In most corporations, there is constant internal miscommunication. Higher ups always oversimplify things and the lower level people doing the work find themselves knee deep in complexity while trying to meet unrealistic, overly simplistic goals.
Molyneux was made into a marketing guy and had to make the product look good. As a manager he had to impress the higher ups and meet their demands and rely on the lower level people to make it a reality. This is insane and a total gamble, but this is how companies work.
I'm going through something like that right now. The higher ups have gone and promised something to some major clients that I'm not sure I'm able to deliver. They went and decided on it without doing any kind of feasibility analysis or even just asking me, and the manager 1 level above me has gone and extolled its virtues in front of the clients. Now I have to bust ass to deliver it, but if I don't succeed or if I have to make compromises to make it work, I'll look bad internally, and she will look like Molyneux internally and externally, having shown off this feature in public.

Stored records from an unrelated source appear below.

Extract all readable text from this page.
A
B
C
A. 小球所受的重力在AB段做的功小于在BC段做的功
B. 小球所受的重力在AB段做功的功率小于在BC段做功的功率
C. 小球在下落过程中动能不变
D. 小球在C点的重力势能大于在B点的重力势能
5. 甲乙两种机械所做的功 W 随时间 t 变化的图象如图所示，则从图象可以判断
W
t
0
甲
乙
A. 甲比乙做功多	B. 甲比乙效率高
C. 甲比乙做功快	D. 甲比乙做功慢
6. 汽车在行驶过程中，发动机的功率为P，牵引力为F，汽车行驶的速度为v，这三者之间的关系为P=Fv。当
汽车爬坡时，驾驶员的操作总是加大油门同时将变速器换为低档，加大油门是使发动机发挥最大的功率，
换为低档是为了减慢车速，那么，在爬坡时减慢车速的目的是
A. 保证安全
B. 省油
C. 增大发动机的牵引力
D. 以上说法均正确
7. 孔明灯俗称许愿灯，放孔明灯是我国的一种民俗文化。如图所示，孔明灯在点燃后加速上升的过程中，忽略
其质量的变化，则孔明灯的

For video games, this is all amplified by everything being public and "viral" across social media.
The higher ups can just say "you have [x] qualification so you should have been able to do it" and can sleep soundly at night, as manipulators who believe their own bullshit do. Almost every corporation I've ever worked for has operated like this routinely.
So I really did not enjoy seeing Molyneux get so much hate. He's obviously a technical and creative guy, and should not be in a marketing role trying to achieve dysfunctional objectives set by upper management. Imagine being the marketing guy and developer at the same time. Just imagine the expectations the upper management must have of you.